CityBridge executives said their progress was slowed by several factors, including the strike by Verizon employees and a lawsuit filed by Telebeam, a company that controlled about 1,300 pay phones in the city.
Telebeam challenged the city’s granting of an exclusive franchise to CityBridge; a federal judge dismissed the suit this month.
LinkNYC general manager Jen Hensley said some former pay phone sites had proved unsuitable for the kiosks. In those instances, CityBridge has started seeking approvals from local community boards to place the machines in other spots.
So far, most of the kiosks have been placed along Third and Eighth avenues in Manhattan, aligned with fiber-optic cable already laid to provide fast wireless connections to the Internet. After Queens, the network will extend to Brooklyn and then to Staten Island, Hensley said.
CityBridge has only just begun to assess how successful the system is, Hensley said.

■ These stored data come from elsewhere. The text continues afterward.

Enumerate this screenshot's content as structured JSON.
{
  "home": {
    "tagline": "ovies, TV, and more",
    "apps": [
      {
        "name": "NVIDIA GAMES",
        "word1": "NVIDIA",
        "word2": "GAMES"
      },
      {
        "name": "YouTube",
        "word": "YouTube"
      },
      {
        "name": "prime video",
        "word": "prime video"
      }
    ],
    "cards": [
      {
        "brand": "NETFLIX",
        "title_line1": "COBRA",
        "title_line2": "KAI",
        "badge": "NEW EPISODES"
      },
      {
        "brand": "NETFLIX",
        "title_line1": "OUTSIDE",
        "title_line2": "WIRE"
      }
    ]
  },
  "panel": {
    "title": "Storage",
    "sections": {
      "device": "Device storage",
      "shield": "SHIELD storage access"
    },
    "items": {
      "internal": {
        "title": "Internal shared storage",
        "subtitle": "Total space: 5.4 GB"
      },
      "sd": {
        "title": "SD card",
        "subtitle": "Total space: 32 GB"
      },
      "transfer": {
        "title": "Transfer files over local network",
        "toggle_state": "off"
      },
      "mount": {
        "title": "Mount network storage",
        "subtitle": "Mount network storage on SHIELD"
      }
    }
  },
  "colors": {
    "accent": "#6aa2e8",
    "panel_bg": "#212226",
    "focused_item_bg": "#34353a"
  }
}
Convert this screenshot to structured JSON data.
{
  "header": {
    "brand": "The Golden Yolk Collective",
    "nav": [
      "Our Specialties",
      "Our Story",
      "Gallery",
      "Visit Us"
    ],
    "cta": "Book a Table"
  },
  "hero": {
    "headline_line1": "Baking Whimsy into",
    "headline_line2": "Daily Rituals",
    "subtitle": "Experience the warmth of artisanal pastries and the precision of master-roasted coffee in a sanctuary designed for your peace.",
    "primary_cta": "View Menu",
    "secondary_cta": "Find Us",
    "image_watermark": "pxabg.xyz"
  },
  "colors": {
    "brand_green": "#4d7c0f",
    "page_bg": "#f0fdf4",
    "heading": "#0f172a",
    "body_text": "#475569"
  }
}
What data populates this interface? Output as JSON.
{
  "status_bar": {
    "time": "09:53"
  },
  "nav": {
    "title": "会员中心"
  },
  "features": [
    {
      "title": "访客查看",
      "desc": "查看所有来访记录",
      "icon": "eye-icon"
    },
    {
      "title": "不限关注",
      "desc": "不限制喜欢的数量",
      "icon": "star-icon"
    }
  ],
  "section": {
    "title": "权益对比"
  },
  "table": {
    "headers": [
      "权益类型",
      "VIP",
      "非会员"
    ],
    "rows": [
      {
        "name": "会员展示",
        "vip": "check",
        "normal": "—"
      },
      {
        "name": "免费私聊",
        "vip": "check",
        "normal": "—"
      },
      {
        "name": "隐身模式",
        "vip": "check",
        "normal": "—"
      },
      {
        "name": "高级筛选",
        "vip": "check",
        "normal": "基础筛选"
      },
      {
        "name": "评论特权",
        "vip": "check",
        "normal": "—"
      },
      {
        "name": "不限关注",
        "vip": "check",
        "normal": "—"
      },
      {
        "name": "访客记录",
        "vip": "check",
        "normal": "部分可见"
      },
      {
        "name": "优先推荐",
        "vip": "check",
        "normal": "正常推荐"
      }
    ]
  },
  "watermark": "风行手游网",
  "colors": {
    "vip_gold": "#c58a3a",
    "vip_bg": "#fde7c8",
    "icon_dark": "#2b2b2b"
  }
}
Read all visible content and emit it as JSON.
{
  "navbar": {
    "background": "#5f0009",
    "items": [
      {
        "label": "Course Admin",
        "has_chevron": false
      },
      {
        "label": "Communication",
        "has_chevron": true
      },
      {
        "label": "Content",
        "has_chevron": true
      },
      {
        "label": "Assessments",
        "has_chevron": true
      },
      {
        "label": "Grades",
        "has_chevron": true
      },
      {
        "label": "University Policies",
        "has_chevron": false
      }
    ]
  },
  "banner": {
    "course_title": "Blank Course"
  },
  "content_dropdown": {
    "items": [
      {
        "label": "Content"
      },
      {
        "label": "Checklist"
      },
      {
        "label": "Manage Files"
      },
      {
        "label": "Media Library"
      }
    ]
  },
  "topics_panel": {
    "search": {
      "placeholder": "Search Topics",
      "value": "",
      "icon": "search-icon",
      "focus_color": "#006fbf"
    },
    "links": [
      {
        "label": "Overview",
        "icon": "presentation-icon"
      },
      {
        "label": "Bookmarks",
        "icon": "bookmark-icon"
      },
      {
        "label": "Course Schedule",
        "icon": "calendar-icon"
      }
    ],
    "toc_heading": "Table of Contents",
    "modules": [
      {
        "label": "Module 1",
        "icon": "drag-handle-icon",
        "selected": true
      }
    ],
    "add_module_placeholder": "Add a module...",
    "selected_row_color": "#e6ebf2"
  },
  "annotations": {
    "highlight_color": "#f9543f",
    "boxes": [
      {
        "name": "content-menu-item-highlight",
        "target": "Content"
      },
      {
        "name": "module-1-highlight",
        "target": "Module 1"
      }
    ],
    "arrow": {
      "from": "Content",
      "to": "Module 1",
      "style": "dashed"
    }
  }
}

However, city officials said they were pleased with the early use and the adjustments CityBridge had made, including lowering the maximum volume at night in response to noise complaints.
Nearly 275,000 people have registered to use the kiosks, which requires users to provide an e-mail address.
Once a smartphone is registered, it will automatically connect to the Wi-Fi signals that radiate from the kiosks and extend 30m or more.
Close to 1 million of those connections are being made weekly, according to CityBridge statistics. This month, users initiated about 40,000 sessions on the built-in computer screens and made about 23,000 telephone calls per week.
Last weekend, experts on digital data and online privacy were wondering what CityBridge planned to do with all of the personal information made available.
Benjamin Dean, a fellow in cybersecurity and Internet governance at Columbia University, and Mariko Hirose, a senior staff attorney for the New York Civil Liberties Union, raised that question at a gathering of hackers in Manhattan.
The civil liberties organization has asked city officials to revise LinkNYC’s privacy policy, saying it allows the system’s operators to collect all sorts of data about users and sell it to other companies.
Hensley said CityBridge executives were working with city officials on revising the current policy.
“We don’t have plans to collect any additional data in the future,” Hensley said.
Contrary to some people’s fears, the consortium is barred from sending ads to users’ phones, she said.
“We know way less about you than your mobile phone provider does,” she said.
CityBridge maintains that its business model involves selling ads on the large, lighted panels on the sides of the kiosks, essentially small billboards that will line the busiest blocks of the city. It has pledged to share at least US$500 million in ad revenue with the city over the first 12 years.
However, Dean said he was doubtful, in part because of the involvement of Google’s parent company, Alphabet. It owns Sidewalk Labs, an investor in one of the members of the CityBridge consortium.
“What Google’s doing here is taking the business model that they’ve perfected in the online world and bringing it into the real world,” Dean said in an interview.
Despite the warnings of critics like Dean, city officials seem determined to push ahead with a network that they say will provide valuable benefits, to people much like Jose Soto, a 35-year-old Washington Heights resident.
On a hot day earlier this month, Soto squatted in the shade near a LinkNYC kiosk, typing texts on his basic cellphone to his wife in Panama.
“I don’t pay my Internet this month,” he said with a shrug. “This is good for a lot of people.”